Nilauja is a dish from Bohol Philippines made with pork bones sauteed with garlic, ginger and onions then simmered in soy sauce and vinegar with black beans.



Units Scale
  • 1 1/2 kg pork soft bones
  • 1/4 cup soy sauce
  • 1/2 cup cane vinegar
  • 1 cup water
  • 3 tbsp fermented black beans
  • 6 cloves garlic, minced
  • 1 onion, chopped
  • 1 thumb sized ginger, thinly sliced
  • 1 tsp annatto powder
  • freshly ground black pepper
  • chopped spring onions, to garnish
  • oil


  1. In a pot heat oil then sauté garlic, onion and ginger in medium heat.
  2. Bring heat to high then add pork then brown it on all sides.  Once pork is browned, add the annatto powder and mix it evenly.
  3. Pour soy sauce, vinegar and water, bring it to a boil, lower heat to medium low then simmer for 1 hour and 15 mins or until meat is soft and liquid has dried out.
  4. Add a bit of water, give it a mix to distribute the sauce then add the fermented black beans, simmer in low heat for 15 more minutes.
  5. Season with freshly ground black pepper, remove from heat, garnish with chopped spring onions then serve.


6 Responses

  1. Nilauja is new to me, but I am sure it tastes amazing because of use of soft pork bone (yet with enough meat attached) and fermented black beans.

  2. Neil says:

    This looks lovely.

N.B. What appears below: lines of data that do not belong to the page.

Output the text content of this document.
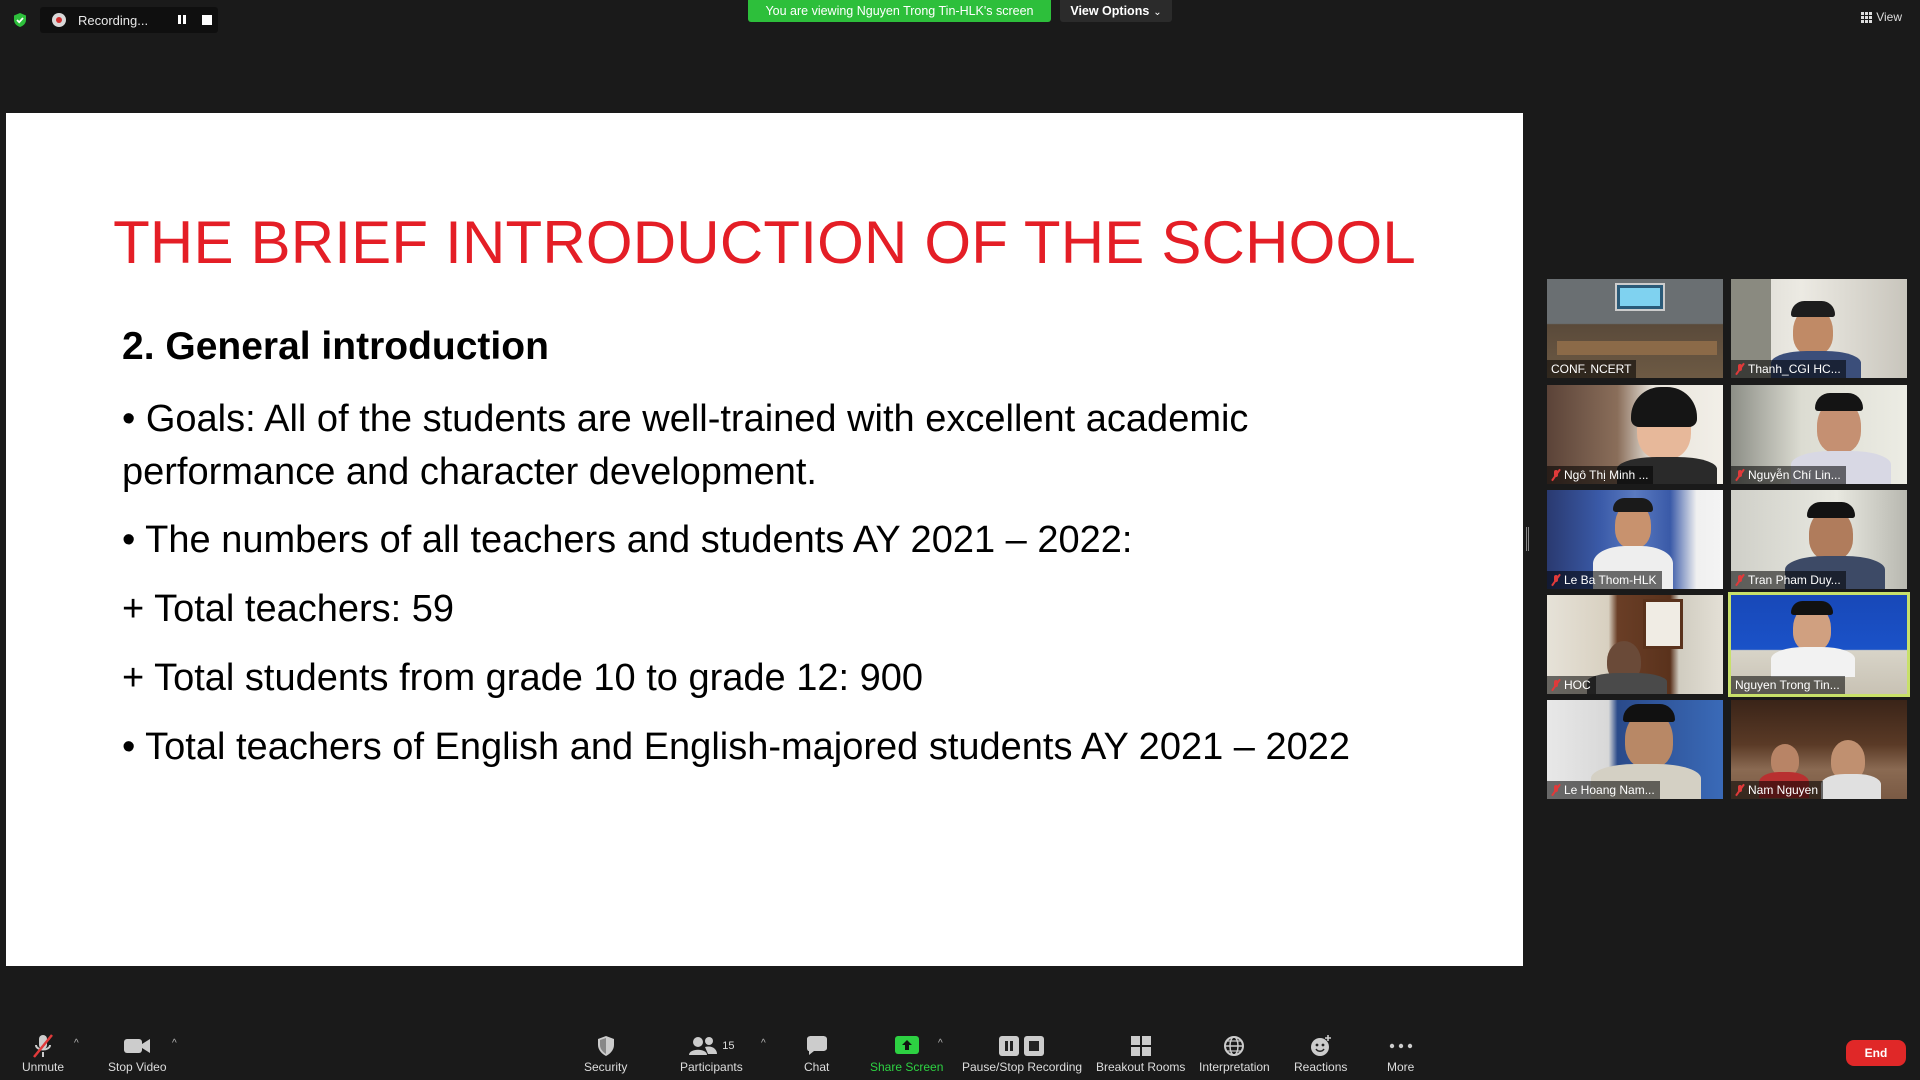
Recording...
You are viewing Nguyen Trong Tin-HLK's screen	View Options ⌄	View
THE BRIEF INTRODUCTION OF THE SCHOOL
2. General introduction
• Goals: All of the students are well-trained with excellent academic performance and character development.
• The numbers of all teachers and students AY 2021 – 2022:
+ Total teachers: 59
+ Total students from grade 10 to grade 12: 900
• Total teachers of English and English-majored students AY 2021 – 2022
CONF. NCERT	Thanh_CGI HC...
Ngô Thị Minh ...	Nguyễn Chí Lin...
Le Ba Thom-HLK	Tran Pham Duy...
HOC	Nguyen Trong Tin...
Le Hoang Nam...	Nam Nguyen
Unmute
^
Stop Video
^
Security
15
Participants
^
Chat	Share Screen
^
Pause/Stop Recording Breakout Rooms Interpretation Reactions	More
End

I don’t often cook with pork but next time I do I might just give this a go!

  3. Chef Mimi says:

    Mmmm I know I would love this cause I love fermented black beans. And annatto. I’ll have to look for cane vinegar…

  4. Hannah says:

    I do love the distinctive funk of fermented black beans! I wonder how this might go with a meatless protein.

  5. suituapui says:

    Black beans pork, great with porridge! Love the steamed ribs with the beans at yam cha!

  6. Not sure I have had fermented black beans — Hannah describes the “funk.” They sound interesting! The whole dish does! Like Mimi, I love annatto, but have only used the seeds to make oil. Will look for the powder!